What potential investment products could be created around this index and how might they impact market liquidity for private versus public equities? | MORN (Sep 10, 2025) | Candlesense

What potential investment products could be created around this index and how might they impact market liquidity for private versus public equities?

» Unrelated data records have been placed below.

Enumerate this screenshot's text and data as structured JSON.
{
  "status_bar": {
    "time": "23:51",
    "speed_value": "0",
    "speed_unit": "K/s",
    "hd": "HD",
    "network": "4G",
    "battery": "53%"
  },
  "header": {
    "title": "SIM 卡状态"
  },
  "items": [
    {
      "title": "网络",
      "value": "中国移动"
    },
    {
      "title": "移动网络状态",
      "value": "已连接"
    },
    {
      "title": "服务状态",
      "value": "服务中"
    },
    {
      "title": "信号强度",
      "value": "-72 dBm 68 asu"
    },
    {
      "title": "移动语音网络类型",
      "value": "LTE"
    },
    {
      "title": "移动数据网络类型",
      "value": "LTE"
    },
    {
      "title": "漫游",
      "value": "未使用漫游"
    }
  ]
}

Potential investment products

Because the Modern Market 100 is the first index that holds both listed and private‑company constituents, it can be licensed for a family of “dual‑exposure” vehicles:

Product type How it is structured Typical investor Liquidity profile
ETF/ETN that replicates the index by buying the public stocks outright and holding the private‑stock exposure through a portfolio of PitchBook‑registered private‑fund holdings (e.g., a “cash‑settled” private‑equity basket). Passive, low‑cost, continuous pricing via NAV. Retail & DIY investors, wealth‑management platforms. High on the public side; cash‑settled private component provides daily pricing, modestly increasing daily turnover in the private‑equity market.
Mutual‑fund or UCITS “modern‑market” class that invests directly in the private‑company pool via a registered limited‑partner (LP) or special‑purpose vehicle (SPV) and holds the public leg as ordinary equities. Active or index‑tracked; may include a 10‑15 % private‑equity allocation that is re‑balanced quarterly. Institutional, pension, sovereign‑wealth funds. Quarterly rebalancing creates periodic “windows” of private‑equity issuance/redemption, modestly softening the traditionally episodic private‑capital flow.
Separately Managed Account (SMA) or “Hybrid” Fund that offers a bespoke version of the index for high‑net‑worth clients, letting them allocate private‑market exposure through a subscription line to a private‑Equity‑fund GP while keeping the public side in a traditional stock‑brokerage account. Tailored, with custom cash‑reserve and lock‑up terms. Ultra‑HNW, family offices. Private‑market exposure is still illiquid, but the public side can be traded continuously, improving the overall portfolio’s day‑to‑day liquidity.
Derivative contracts (futures, swaps, variance swaps) on the index. Cash‑settled based on the daily NAV of the combined public/private pool. Hedge‑funds, macro‑traders, corporate treasuries. Provide a tradable “price” for the private‑equity component, effectively turning a historically illiquid asset into a daily‑priced instrument and allowing hedging or speculation without any physical private‑equity purchases.

Liquidity impact

  • Public equities: Adding a private‑equity component to an ETF or fund will not materially affect the underlying public‑market turnover; the index’s public side remains already highly liquid, and the product’s daily creation/redemption mechanism (ETF) or intra‑day NAV updates (ETN) will keep it so.
  • Private equities: The novelty is the “cash‑settled” exposure that prices the private side every day. By offering a transparent daily NAV, the index creates a price‑discovery mechanism for private‑market valuations that previously existed only in quarterly or annual fund valuations. This will encourage more frequent capital flows—e.g., quarterly fund managers may see a smoother redemption schedule because investors can offset private‑exposure through the liquid public side or via futures. Consequently, the overall private‑market liquidity could improve modestly, narrowing the gap between private‑equity transaction costs and public‑equity spreads.

Trading implications

  1. Short‑/long‑bias opportunities – The index’s hybrid nature allows a trader to go long the public leg while shorting the private exposure via futures or swaps, essentially betting on a widening or compression of the public‑private return spread. Monitor the “private‑equity premium” (historically ~2‑5 % per year). A sudden compression (e.g., after a rate‑cut cycle) may signal a relative over‑valuation of public stocks versus private assets—good for a private‑leg long, public‑leg short trade.
  2. Liquidity premium capture – Futures on the index will price the combined liquidity premium. A higher contango (futures > spot) suggests market participants value the private side more than current NAV, indicating a potential carry‑trade: sell the future, buy the index, and earn the spread as private‑market valuations catch up.
  3. Risk‑management – Because the private portion is still subject to valuation lag and “lock‑up” risk, any derivative exposure should be hedged with a tighter‑spread public‑equity hedge (e.g., a high‑beta ETF) to avoid excess tail risk. Use the index’s historical volatility (≈10‑12 % annualized) as a basis for position sizing, and employ stop‑losses near the 1‑month rolling‑beta breakpoints (≈1.5 × average volatility) to protect against sudden private‑market shock events (e.g., fund‑closure news).

In short, the Modern Market 100 unlocks a new class of “public‑private blended” products—ETFs, mutual funds, SMAs and cash‑settled derivatives—that will bring daily pricing and hedging tools to private‑equity exposure, modestly improving private‑market liquidity while leaving public‑equity liquidity essentially unchanged. Traders can exploit the emerging public‑private spread, capture the liquidity premium via futures or swaps, and hedge the residual illiquidity risk with high‑beta public instruments.